Running Theme Map (paste this into next session’s PRIOR_THEMES)
- Fear of judgment from family — appeared in 4 session(s) — PATTERN
- Self-judgment after live conversations — appeared in 2 session(s)
- Perfectionism stalling applications — appeared in 5 session(s) — PATTERN
- Voice/freezing in live conversations — appeared in 3 session(s) — PATTERN, RESOLVING
- Portfolio as an energy source — appeared in 1 session(s)
Notice what the coach now has: a clean record, separated facts from interpretation, deadlines pulled out, and three themes flagged as PATTERNs — including “perfectionism stalling applications” at 5 sessions, which is the conversation worth having next time.
Why this works
Four LLM principles are doing the work here. Understanding them makes you better at building any Custom GPT:
- Role priming sets the standard. “You are a meticulous coaching note-taker… precise, neutral, you never invent details” tells the model not just what to do but how to behave. “Summarize my notes” gives you a vague paragraph; a defined role with stated values gives you discipline. The model writes in the register of the role you assign.
- Specificity in, specificity out. The skill demands six structured inputs and a fixed output with named sections. Because the output format is pinned down, the result is consistent every session — which is the whole point of a tracker. Loose prompts give beautiful-but-different answers each time; a coaching notes app needs the same shape every time so you can compare sessions and paste themes forward.
- Constraints are quality control. The RULES section is the most important part. “Never invent quotes or results,” “separate client words from coach observations,” “don’t use clinical language unless the coach did,” and the safeguarding note each remove a specific, dangerous failure mode. With client notes, a confident hallucination isn’t a typo — it’s a false record. Telling the model what NOT to do is as load-bearing as telling it what to do.
- Clarifying questions beat guessing. The “ask up to 3 clarifying questions first” instruction lets the model surface a missing action item or an ambiguous pronoun instead of inventing one. That single line is the biggest difference between notes you trust and notes you have to re-check.
Do this now
- Create a new Custom GPT (or Claude Project / Gemini Gem) and paste the skill block into the Instructions field.
- Turn off web access, save it Private, and pin it.
- After your next session, paste your six inputs (leave PRIOR_THEMES blank if it’s session 1).
- Copy the Running Theme Map it returns into a note for that client. Next session, it becomes your PRIOR_THEMES — and the tracker starts compounding.
Pro tips
- Use aliases, not full names. “Maya R.” or a code works fine for the model and keeps your records tidy and discreet. Confirm your own data and consent obligations before pasting any client information into an AI tool.

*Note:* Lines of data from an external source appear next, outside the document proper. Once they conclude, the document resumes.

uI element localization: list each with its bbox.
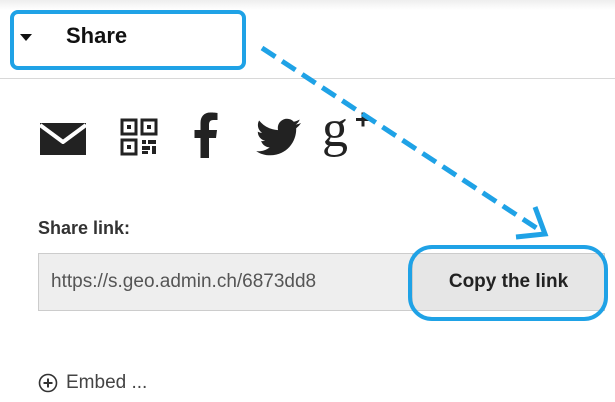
share-link-input[interactable] [38,253,413,311]
divider [0,78,615,79]
embed-toggle[interactable]: Embed ... [38,372,147,394]
embed-label: Embed ... [66,372,148,393]
google-plus-icon[interactable]: g [318,106,376,162]
top-shadow [0,0,615,10]
plus-circle-icon [38,373,58,393]
copy-link-button[interactable]: Copy the link [413,253,605,311]
qr-code-icon[interactable] [120,118,158,156]
share-link-label: Share link: [38,218,131,238]
facebook-icon[interactable] [194,112,218,158]
svg-text:g: g [322,106,348,158]
twitter-icon[interactable] [256,118,302,156]
mail-icon[interactable] [38,120,88,158]
annotation-highlight-share [10,10,246,70]
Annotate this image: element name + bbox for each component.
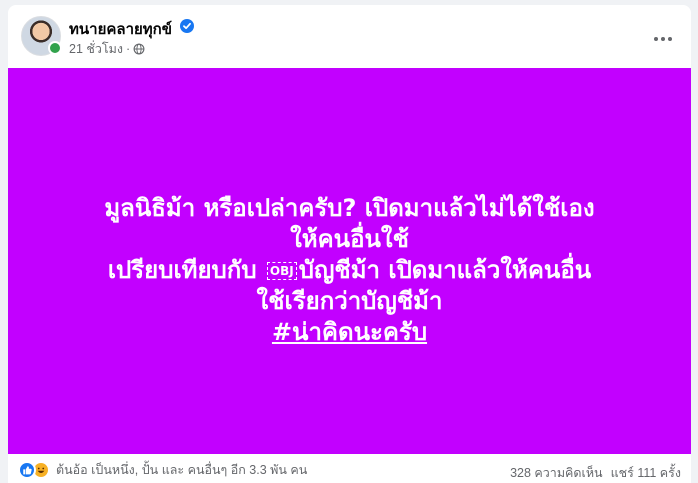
verified-badge-icon (180, 19, 194, 33)
post-line: มูลนิธิม้า หรือเปล่าครับ? เปิดมาแล้วไม่ไ… (104, 193, 595, 222)
post-line: ใช้เรียกว่าบัญชีม้า (256, 286, 443, 315)
post-body: มูลนิธิม้า หรือเปล่าครับ? เปิดมาแล้วไม่ไ… (8, 68, 691, 454)
post-header: ทนายคลายทุกข์ 21 ชั่วโมง · (8, 5, 691, 68)
globe-icon (133, 43, 145, 55)
more-horizontal-icon (654, 37, 672, 41)
object-placeholder-glyph: OBJ (266, 261, 297, 280)
author-name[interactable]: ทนายคลายทุกข์ (69, 17, 172, 41)
online-status-dot (48, 41, 62, 55)
post-options-button[interactable] (645, 21, 681, 57)
meta-separator: · (125, 42, 131, 56)
comments-count[interactable]: 328 ความคิดเห็น (510, 463, 603, 483)
engagement-counts: 328 ความคิดเห็น แชร์ 111 ครั้ง (510, 463, 681, 483)
post-meta: 21 ชั่วโมง · (69, 39, 145, 59)
hashtag-link[interactable]: #น่าคิดนะครับ (104, 317, 594, 348)
reaction-summary-text[interactable]: ต้นอ้อ เป็นหนึ่ง, ปั้น และ คนอื่นๆ อีก 3… (56, 460, 307, 480)
post-line: ให้คนอื่นใช้ (290, 224, 409, 253)
post-card: ทนายคลายทุกข์ 21 ชั่วโมง · มูลนิธิม้า หร… (8, 5, 691, 483)
post-text: มูลนิธิม้า หรือเปล่าครับ? เปิดมาแล้วไม่ไ… (104, 193, 594, 348)
like-reaction-icon (18, 461, 36, 479)
post-footer: ต้นอ้อ เป็นหนึ่ง, ปั้น และ คนอื่นๆ อีก 3… (8, 454, 691, 483)
author-avatar[interactable] (21, 16, 62, 56)
post-line: เปรียบเทียบกับ OBJ บัญชีม้า เปิดมาแล้วให้… (104, 255, 594, 286)
shares-count[interactable]: แชร์ 111 ครั้ง (611, 463, 681, 483)
post-line-part: บัญชีม้า เปิดมาแล้วให้คนอื่น (298, 255, 592, 284)
post-time[interactable]: 21 ชั่วโมง (69, 39, 123, 59)
reactions-summary[interactable]: ต้นอ้อ เป็นหนึ่ง, ปั้น และ คนอื่นๆ อีก 3… (18, 460, 307, 480)
post-line-part: เปรียบเทียบกับ (107, 255, 257, 284)
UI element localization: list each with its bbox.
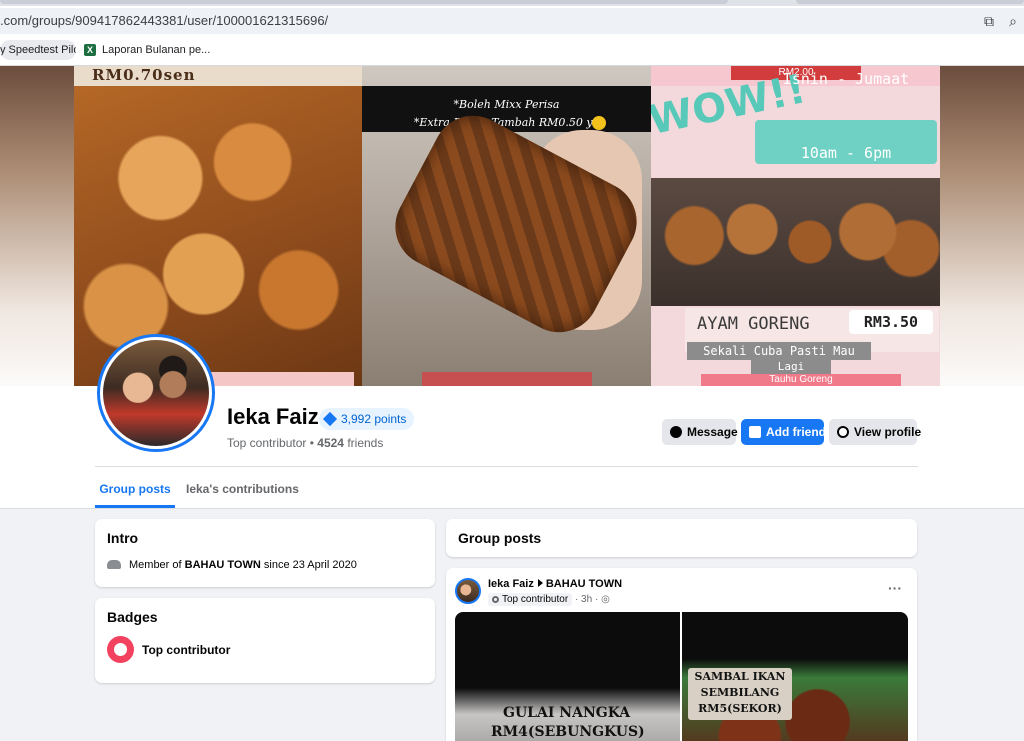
post-badge[interactable]: Top contributor — [488, 593, 573, 606]
bookmark-laporan[interactable]: X Laporan Bulanan pe... — [84, 40, 210, 60]
globe-icon: ◎ — [601, 594, 610, 605]
post-time[interactable]: · 3h · — [575, 594, 598, 605]
wow-text: WOW!! — [651, 66, 810, 145]
tab-contributions[interactable]: Ieka's contributions — [186, 476, 299, 508]
avatar-photo — [103, 340, 209, 446]
sambal-line-1: SAMBAL IKAN — [694, 670, 786, 683]
post-author-avatar[interactable] — [455, 578, 481, 604]
cover-panel-ayam-goreng: RM2.00 WOW!! Isnin - Jumaat 10am - 6pm A… — [651, 66, 940, 386]
post-author-line: Ieka Faiz BAHAU TOWN — [488, 578, 622, 590]
group-posts-header-card: Group posts — [446, 519, 917, 557]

- Keep the Running Theme Map in one place per client. A single running note (one per client) that you update each session is what makes the PATTERN flags meaningful. The map is only as good as your habit of pasting it back in.
- Trust the PATTERN flags as conversation starters, not conclusions. When something hits 3+ sessions, that’s your cue to reflect it back to the client — “I notice this has come up a few times” — not a diagnosis.
- Feed it your real shorthand. Don’t tidy your notes before pasting. The messier the raw input, the more the structure it adds is worth. Cleaning notes yourself defeats the purpose.